Vietnam has been a member of the ASEAN since 1995, when it joined as part of its ongoing process of integrating into the global economy and opening to the world. In recent years, it has taken an increasingly active stance in the organisation, while its economy has closed the gap on the more affluent founding members.
The bloc’s combined GDP of $2.6trn and market of more than 600m people is enticing for many Vietnamese companies. However, others fear that intensifying regional competition will squeeze domestic players.
Trade Volumes
Given the geographical proximity and attempts to increase economic integration, Vietnam’s trade with the rest of the bloc is relatively small. According to Vietnam Customs, in the first 11 months of 2016 Vietnam’s exports to ASEAN totalled $15.65bn, just 9.8% of its total and down 6.4% on the same period of 2015. ASEAN imports totalled $21.4bn, down 1.1%, and 13.6% of Vietnam’s total. The low proportions are partly indicative of just how global Vietnam’s trade relations are, but they are also a factor of ASEAN’s historically slow economic integration. In 2015 intraASEAN trade accounted for 24% of the bloc’s total trade volumes, 25.9% of its exports and 21.9% of its imports.
Aec
Regional economic integration is due to accelerate in the coming years thanks to the ASEAN Economic Community (AEC), formally launched in December 2015. The aim of the AEC is to create a single market, with minimal barriers to movement of goods, services, capital, investment and skilled labour. The member states have signed deals to lower barriers to trade, investment, service provision and freedom of movement. Vietnam, with Cambodia, Laos and Myanmar, will be expected to eliminate almost all tariffs to imports from elsewhere in the AEC by 2018. The other six, more affluent, ASEAN members have already virtually eliminated these. “Reducing trade barriers and improving market access between ASEAN countries will raise regional competitiveness as companies in ASEAN operate more effectively,” Lim Hng Kiang, Singapore minister for trade and industry (trade), told OBG. “This in turn brings sustained economic growth to the region.”

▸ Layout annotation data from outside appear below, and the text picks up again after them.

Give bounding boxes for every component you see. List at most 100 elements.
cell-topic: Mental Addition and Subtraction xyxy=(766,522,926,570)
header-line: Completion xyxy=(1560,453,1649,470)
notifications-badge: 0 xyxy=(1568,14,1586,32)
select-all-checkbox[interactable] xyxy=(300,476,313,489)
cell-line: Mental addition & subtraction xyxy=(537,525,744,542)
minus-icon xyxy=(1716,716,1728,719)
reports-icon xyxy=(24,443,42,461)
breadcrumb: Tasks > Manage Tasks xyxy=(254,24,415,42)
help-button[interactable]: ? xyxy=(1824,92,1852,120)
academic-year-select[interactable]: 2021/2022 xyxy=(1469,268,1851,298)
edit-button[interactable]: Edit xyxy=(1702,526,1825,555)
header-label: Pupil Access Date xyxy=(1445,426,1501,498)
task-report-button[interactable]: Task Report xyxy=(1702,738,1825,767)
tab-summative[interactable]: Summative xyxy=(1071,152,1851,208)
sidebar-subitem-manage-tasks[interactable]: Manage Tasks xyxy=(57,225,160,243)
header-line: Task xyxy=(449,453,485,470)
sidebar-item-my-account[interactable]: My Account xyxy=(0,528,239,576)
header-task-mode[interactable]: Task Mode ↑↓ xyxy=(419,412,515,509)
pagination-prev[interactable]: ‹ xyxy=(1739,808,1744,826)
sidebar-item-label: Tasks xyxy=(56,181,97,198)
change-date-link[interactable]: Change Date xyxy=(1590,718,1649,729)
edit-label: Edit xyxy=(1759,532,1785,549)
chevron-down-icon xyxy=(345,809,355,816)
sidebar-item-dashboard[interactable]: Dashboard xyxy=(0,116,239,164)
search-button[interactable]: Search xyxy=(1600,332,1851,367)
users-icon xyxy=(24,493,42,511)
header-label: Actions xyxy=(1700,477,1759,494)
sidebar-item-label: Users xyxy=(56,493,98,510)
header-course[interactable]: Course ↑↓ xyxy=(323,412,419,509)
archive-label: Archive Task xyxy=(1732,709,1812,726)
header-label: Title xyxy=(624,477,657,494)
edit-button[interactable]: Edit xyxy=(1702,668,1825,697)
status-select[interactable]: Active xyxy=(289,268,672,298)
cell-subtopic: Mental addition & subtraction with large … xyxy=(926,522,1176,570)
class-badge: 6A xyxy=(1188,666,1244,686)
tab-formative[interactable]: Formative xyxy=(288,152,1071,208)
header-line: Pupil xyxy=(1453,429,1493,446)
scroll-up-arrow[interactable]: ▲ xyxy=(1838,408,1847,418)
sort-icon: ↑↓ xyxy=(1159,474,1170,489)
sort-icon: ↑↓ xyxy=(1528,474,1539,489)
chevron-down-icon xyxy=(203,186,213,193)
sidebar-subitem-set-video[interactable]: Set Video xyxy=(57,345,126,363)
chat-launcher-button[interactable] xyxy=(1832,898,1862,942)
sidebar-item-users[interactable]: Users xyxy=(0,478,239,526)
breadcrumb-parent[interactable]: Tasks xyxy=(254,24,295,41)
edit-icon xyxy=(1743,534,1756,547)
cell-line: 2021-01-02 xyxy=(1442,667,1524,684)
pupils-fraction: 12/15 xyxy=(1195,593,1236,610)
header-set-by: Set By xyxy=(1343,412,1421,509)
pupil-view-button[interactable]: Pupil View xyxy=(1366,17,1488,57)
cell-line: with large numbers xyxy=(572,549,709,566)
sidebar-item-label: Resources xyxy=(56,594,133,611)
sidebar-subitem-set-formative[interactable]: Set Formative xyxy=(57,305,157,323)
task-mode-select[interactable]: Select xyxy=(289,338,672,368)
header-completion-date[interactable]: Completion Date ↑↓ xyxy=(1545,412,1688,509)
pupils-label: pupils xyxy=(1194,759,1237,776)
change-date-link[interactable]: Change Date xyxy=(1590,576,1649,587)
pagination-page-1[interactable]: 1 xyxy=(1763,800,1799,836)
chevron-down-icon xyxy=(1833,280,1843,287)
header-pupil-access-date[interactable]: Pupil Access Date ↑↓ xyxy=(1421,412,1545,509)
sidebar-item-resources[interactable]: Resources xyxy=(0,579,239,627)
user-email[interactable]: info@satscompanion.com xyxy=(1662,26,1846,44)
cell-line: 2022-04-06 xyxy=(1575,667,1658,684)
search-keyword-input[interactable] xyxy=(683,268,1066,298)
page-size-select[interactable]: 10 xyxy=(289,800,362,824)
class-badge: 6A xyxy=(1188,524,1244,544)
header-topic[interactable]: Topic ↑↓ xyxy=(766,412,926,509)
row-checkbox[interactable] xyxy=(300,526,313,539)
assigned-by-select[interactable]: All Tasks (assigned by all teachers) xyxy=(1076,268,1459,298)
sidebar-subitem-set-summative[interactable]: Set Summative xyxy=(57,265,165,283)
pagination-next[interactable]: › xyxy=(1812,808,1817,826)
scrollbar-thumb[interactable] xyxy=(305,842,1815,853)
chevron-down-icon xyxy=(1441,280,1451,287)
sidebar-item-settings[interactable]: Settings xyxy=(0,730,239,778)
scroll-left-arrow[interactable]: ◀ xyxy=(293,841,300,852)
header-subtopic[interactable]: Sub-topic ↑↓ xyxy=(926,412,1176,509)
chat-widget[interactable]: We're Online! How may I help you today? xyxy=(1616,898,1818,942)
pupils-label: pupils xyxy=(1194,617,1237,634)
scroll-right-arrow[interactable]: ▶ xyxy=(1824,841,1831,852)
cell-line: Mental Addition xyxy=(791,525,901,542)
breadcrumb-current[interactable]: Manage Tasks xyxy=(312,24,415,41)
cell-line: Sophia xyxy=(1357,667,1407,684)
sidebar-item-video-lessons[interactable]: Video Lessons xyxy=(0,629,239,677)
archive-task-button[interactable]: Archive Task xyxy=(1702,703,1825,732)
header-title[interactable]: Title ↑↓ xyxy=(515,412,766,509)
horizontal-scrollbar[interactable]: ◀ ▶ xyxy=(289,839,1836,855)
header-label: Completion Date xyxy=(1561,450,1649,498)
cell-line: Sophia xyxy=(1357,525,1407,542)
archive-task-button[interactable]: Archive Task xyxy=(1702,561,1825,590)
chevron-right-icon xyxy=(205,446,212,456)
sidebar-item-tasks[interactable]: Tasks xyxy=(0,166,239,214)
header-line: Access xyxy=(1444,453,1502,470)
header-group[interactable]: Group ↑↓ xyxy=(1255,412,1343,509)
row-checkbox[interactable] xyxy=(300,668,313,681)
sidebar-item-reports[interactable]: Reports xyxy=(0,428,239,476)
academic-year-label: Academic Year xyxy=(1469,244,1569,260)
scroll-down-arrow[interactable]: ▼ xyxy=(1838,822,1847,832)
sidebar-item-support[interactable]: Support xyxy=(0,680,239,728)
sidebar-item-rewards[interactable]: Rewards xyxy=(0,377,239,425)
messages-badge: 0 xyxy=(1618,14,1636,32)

One reason for Vietnam’s growing trade deficit with ASEAN in 2016 is the incremental implementation of one AEC pact, the ASEAN Trade in Goods Agreement (ATIGA), which has opened the Vietnamese market to regional competition. Automobile imports from Thailand have surged, overtaking those from Korea and China in the first quarter of 2016, thanks in part to ATIGA rules that taper down the maximum import tariff on vehicles to 40% in 2016, 30% in 2017 and zero by 2018. “One of the objectives of ATIGA is to remove non-trade barriers,” Lim said. “This will complement our work on eliminating tariffs, for truly seamless flows of goods traded among the ASEAN countries.”
Vietnamese banks will also face the liberalisation of the financial sector, with institutions from other AEC member states able to freely set up in Vietnam from 2018. “Regional banks are going to play a massive role, as they have an aggressive plan to expand, and they are not yet required to adhere to very high standards which global banks have to follow,” Pham Hong Hai, CEO of HSBC Vietnam, told OBG.
Policy Response
Competition is likely to increase once the AEC is in place, which has raised concerns that Vietnamese businesses will come under pressure from new entrants. Therefore, the government is planning to strengthen competitiveness with a multi-faceted approach. Measures include improving businesses’ access to loans, enhancing cooperation between the government and private enterprises to address non-tariff barriers and avoid trade disputes, and supporting them in approaching the regional market.
To prepare the administration for the AEC, the government is looking to increase the use of IT in tax and Customs management, and improve the system of business registration. A one-stop shop for Customs clearance will also be integrated within the ASEAN Single Window to ease cross-border trade processes.